Par ailleurs, la culture
ne se réduit pas pour autant à une culture commune, unique, bornée et figée. Bien au contraire, on peut très bien se rattacher à plusieurs cultures
(celle du pays d'accueil et celle du pays d'origine ou de sa région de naissance par exemple). La culture française n'est certainement pas "blanche" comme on peut l’entendre tant dans la bouche
de l’extrême-droite que dans celle des … défenseurs du multiculturalisme. Car justement la culture française n'existe que par ce qu'elle reçoit des autres. Par contre, une culture n'existe pas en
juxtaposant des cultures imperméables entre elles (et c'est ce que fait le multiculturalisme). De plus, pour exister une Nation a besoin de posséder sa culture propre :
« Les peuples ne sont jamais unis autrement que par la culture,
par quelque chose qui touche à l’esprit et à la conscience »[2].

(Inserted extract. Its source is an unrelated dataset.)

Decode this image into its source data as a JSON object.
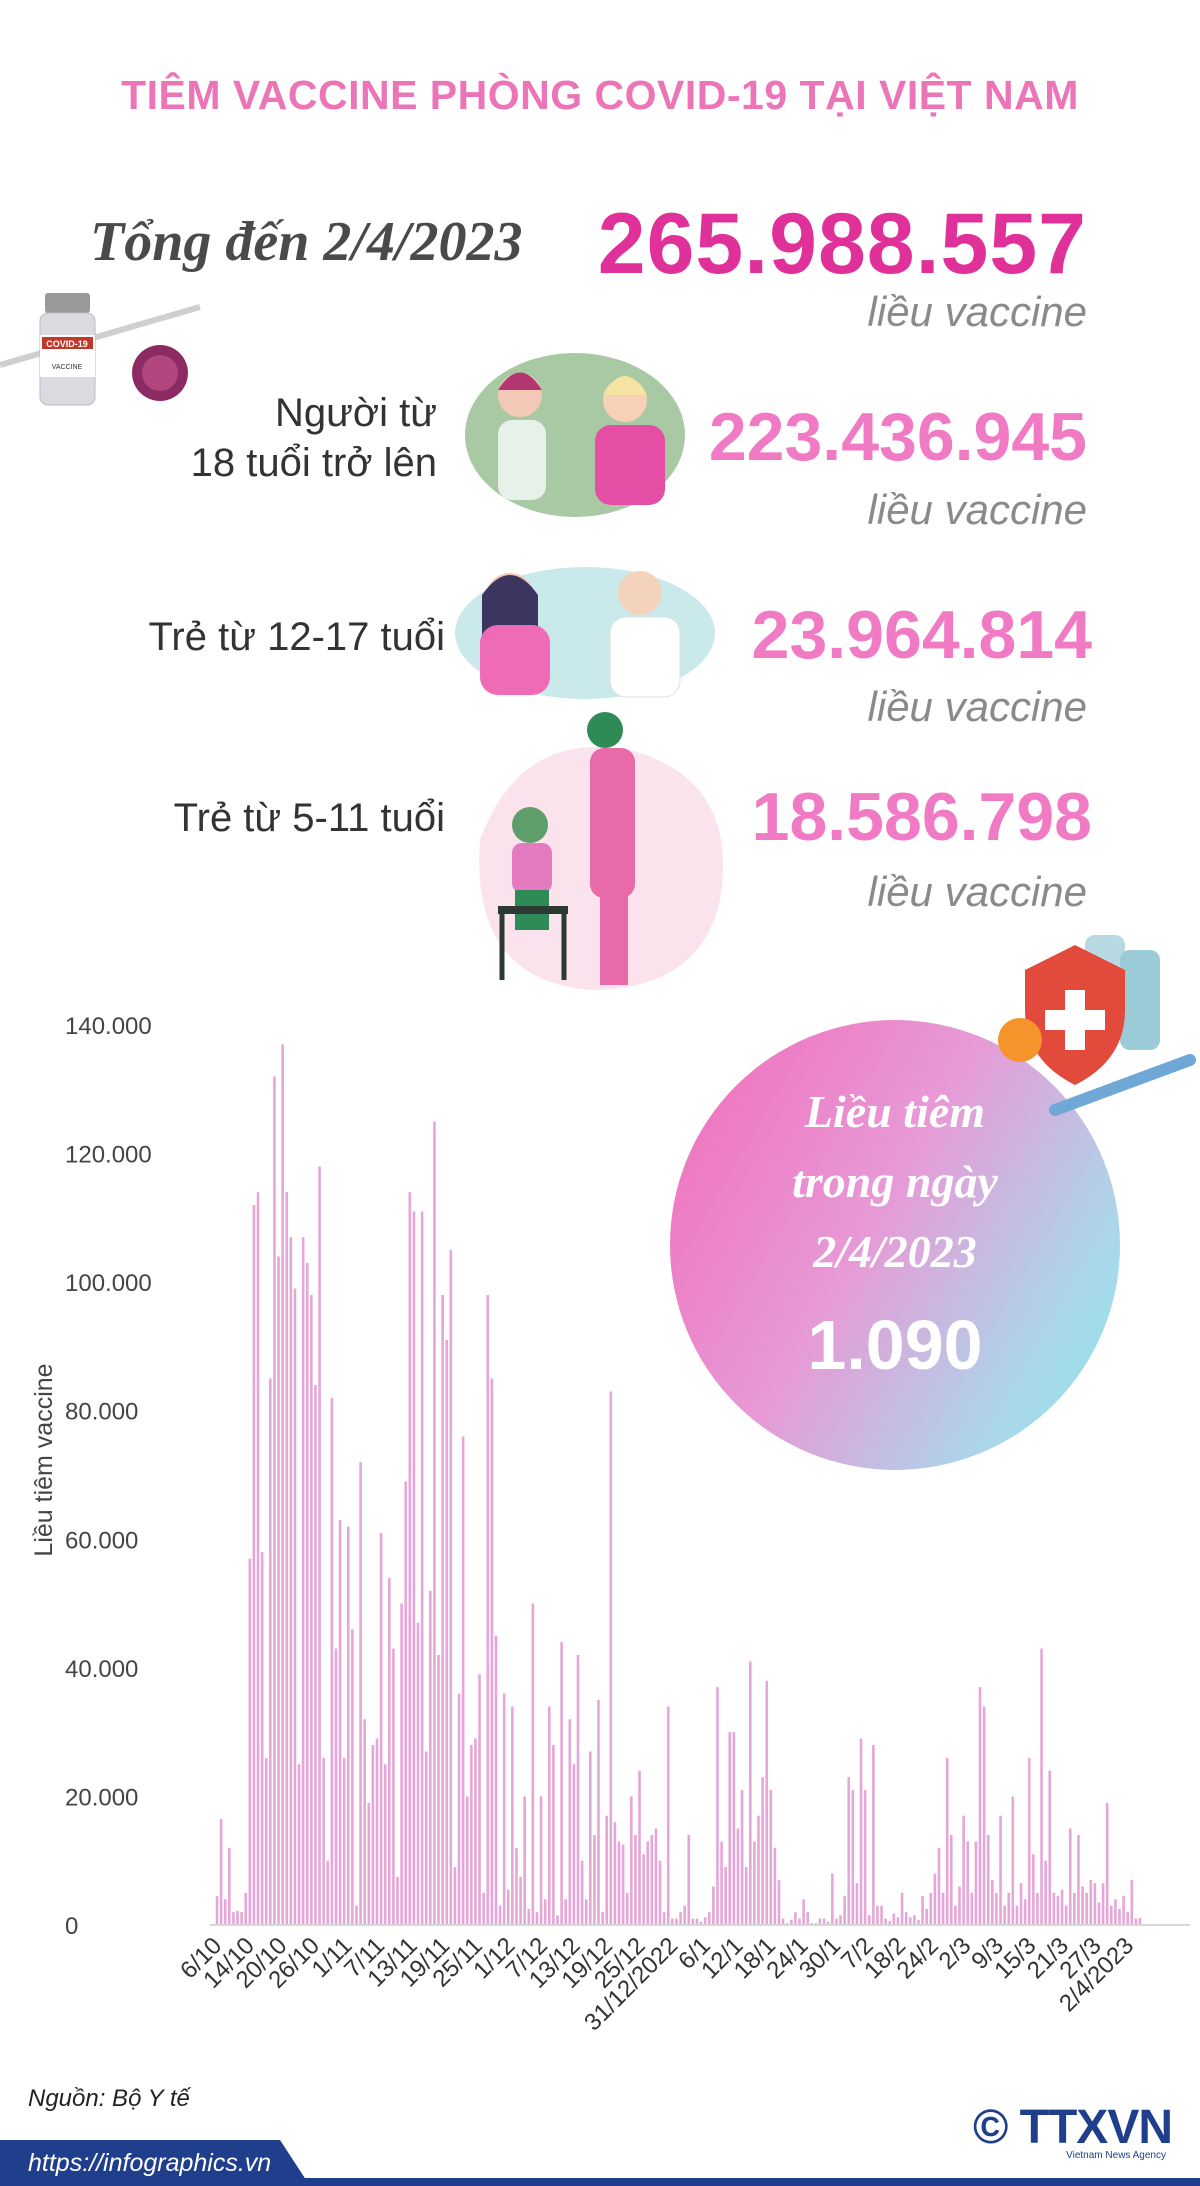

Mais il est vrai que toute une frange du spectre politique a un gros problème avec la Nation[3].
La gauche, parce qu’elle perturbe son utopie internationaliste, la droite parce qu’elle refuse les règles du marché mondial tout puissant, l’ensemble parce qu’elle va à l’encontre de l’idéologie
libertaire-néolibérale dominante.
La culture française ne se réduit pas à une somme de cultures. Elle est une culture propre et commune (celle d'une Nation), à l'intérieur de laquelle évoluent d'autres cultures (ce qui n'en fait pas pour autant des "sous-cultures" !). Lorsque l’on reprendre la définition admise par l'UNESCO (« Dans son sens le plus large, la culture peut aujourd'hui être considérée comme l'ensemble des traits distinctifs, spirituels et matériels, intellectuels et affectifs, qui caractérisent une société ou un groupe social. Elle englobe, outre les arts et les lettres, les modes de vie, les droits fondamentaux de l'être humain, les systèmes de valeurs, les traditions et les croyances. »), on voit très bien que l'on peut être Français (partager un certain nombre de valeurs culturelles qui sont caractéristiques de la France) tout en étant Alsacien, Corse, Breton ou d'origine algérienne, marocaine, sénégalaise, vietnamienne etc. Et quand on inverse la définition de l'UNESCO, on voit bien que s'il n'y a pas culture commune, il n'a plus de France. Mais c'est sans doute ce que veulent, dans leur utopie, les internationalistes[4].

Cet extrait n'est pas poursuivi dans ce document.